In the patients studied, axis I comorbidities were seen in 16.3% of the patients, mainly mood disorders and anxiety disorders, which comprised 7.1% and 3.2%, respectively.
The axis I comorbidities in SFD have been reported by Rief et al. in 30 patients with SFD6 and by the previously mentioned report from Garyfallos et al.5 Comorbidities of mood disorders and anxiety disorders were seen in 63% and 36%, respectively, in the former report and in 49% and 30%, respectively, in the latter report. The present percentages are lower than these figures, but the present data are for presence or absence of comorbidities at the initial evaluation, and thus may be an underestimate.
In the present patients axis II comorbidities were seen in 8.5%; personality disorders were seen in 4.2%. Reports on axis II comorbidities in SFD are limited to the report by Snyder and Strain in a psychiatry liaison service at a general hospital23 and the previously mentioned report by Garyfallos et al. Personality disorders were seen in 48% in the former and 63% in the latter report. The latter study reported that most personality disorders were histrionic or borderline, and that 67% of CD patients had a coexistent personality disorder. Compared to these earlier studies the incidence of personality disorders in the present study is low. Reasons for this observation may be that as with the axis I comorbidities, the incidence may have been an underestimate because the data were taken at the initial evaluation and that compared to the study of Garyfallos et al. the number of CD was low.

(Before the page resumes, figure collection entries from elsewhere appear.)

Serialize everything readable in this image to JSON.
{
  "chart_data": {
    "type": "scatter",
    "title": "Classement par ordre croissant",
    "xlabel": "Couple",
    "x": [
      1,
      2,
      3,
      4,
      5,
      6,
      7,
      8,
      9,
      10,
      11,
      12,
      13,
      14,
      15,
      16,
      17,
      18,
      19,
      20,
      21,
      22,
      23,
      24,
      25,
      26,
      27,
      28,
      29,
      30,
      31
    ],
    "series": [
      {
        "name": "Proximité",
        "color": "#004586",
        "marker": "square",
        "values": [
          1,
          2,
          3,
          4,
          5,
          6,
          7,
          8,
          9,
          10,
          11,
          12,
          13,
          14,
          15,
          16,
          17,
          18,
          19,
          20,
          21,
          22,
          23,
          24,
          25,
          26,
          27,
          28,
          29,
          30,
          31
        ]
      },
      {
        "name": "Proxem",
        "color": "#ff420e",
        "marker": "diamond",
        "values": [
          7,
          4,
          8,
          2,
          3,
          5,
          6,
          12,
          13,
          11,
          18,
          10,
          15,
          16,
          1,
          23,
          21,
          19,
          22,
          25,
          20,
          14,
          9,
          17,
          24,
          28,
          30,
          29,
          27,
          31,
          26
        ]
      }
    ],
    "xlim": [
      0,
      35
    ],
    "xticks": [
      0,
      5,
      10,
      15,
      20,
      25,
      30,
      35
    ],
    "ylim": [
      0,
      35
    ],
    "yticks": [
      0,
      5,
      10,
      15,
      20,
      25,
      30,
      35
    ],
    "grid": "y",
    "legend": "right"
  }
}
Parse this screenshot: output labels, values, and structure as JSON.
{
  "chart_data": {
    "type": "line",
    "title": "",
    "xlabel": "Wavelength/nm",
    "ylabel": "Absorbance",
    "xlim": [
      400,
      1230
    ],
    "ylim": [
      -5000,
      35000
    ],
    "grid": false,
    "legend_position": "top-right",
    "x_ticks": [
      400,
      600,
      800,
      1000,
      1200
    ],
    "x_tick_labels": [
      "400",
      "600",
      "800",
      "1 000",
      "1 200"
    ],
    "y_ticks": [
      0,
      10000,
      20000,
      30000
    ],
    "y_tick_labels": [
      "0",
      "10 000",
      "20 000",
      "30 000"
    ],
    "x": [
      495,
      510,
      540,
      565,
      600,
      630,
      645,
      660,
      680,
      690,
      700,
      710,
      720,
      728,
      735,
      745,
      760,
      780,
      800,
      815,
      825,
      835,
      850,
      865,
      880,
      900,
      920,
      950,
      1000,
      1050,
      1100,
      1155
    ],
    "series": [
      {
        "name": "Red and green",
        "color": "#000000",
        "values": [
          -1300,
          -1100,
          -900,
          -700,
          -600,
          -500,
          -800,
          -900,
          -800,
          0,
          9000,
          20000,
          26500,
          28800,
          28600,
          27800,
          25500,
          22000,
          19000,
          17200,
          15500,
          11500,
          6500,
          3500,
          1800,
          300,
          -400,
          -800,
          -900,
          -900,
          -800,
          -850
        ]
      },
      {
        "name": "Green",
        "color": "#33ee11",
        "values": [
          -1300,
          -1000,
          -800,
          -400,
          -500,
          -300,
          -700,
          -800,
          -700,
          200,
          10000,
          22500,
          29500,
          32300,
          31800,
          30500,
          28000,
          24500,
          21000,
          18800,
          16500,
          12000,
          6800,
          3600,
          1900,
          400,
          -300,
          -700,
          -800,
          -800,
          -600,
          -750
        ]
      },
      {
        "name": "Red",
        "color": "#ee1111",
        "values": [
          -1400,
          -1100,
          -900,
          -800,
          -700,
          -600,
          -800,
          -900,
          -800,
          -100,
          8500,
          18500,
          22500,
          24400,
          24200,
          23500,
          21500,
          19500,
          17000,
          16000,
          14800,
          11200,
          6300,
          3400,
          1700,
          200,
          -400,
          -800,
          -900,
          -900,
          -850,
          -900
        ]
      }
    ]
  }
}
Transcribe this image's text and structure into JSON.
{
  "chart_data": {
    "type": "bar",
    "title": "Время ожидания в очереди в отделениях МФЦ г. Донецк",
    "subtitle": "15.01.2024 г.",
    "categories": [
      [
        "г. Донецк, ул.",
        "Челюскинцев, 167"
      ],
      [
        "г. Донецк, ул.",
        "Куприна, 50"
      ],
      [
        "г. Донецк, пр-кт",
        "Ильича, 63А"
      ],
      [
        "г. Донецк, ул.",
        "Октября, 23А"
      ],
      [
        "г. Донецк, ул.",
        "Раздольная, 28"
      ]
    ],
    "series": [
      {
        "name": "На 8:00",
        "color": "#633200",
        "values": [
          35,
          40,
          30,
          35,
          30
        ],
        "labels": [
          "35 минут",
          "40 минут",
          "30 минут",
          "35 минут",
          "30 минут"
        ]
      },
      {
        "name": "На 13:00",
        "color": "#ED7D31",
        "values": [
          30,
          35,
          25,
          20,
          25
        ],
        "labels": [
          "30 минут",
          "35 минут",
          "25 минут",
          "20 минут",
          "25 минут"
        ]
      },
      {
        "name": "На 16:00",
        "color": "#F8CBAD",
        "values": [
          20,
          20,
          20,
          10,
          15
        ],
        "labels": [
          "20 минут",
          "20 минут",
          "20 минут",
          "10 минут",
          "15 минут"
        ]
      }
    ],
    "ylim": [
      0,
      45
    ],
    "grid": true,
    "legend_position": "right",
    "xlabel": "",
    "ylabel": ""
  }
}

The present study surveys the diagnostic classification, demographic features, and comorbidities in SFD patients seen in psychiatric outpatients. The diagnoses of USFD or SFD-NOS, the residual category of SFD, were given to the majority of patients, and only a few patients were diagnosed with other subtypes, suggesting that there is room for improvement in the diagnostic subtypes. Among the SFD subtypes, there exist differences in age at disease onset and other parameters, but there also exist common features among the SFD such as the greater number of women and the shorter duration of education. One reason for the disagreement between the present data and prior studies may be the possibility that there are cultural differences (e.g. peoples in some culture may be more likely to report multisomatoform complaints) that may affect the incidence of various SFD subtypes.
The present study is a cross-sectional study based on initial evaluation and is likely to underestimate comorbidities. It addition, it remains possible that some patients with an initial diagnosis of SFD had the diagnosis changed later. In the future, it will be necessary to conduct a longitudinal and prospective study to investigate the diagnostic stability and prognosis of SFD. It is also desirable to conduct a study involving a larger number of patients over a longer period to clarify the relationship between somatization symptoms and personality in patients with psychiatric disease.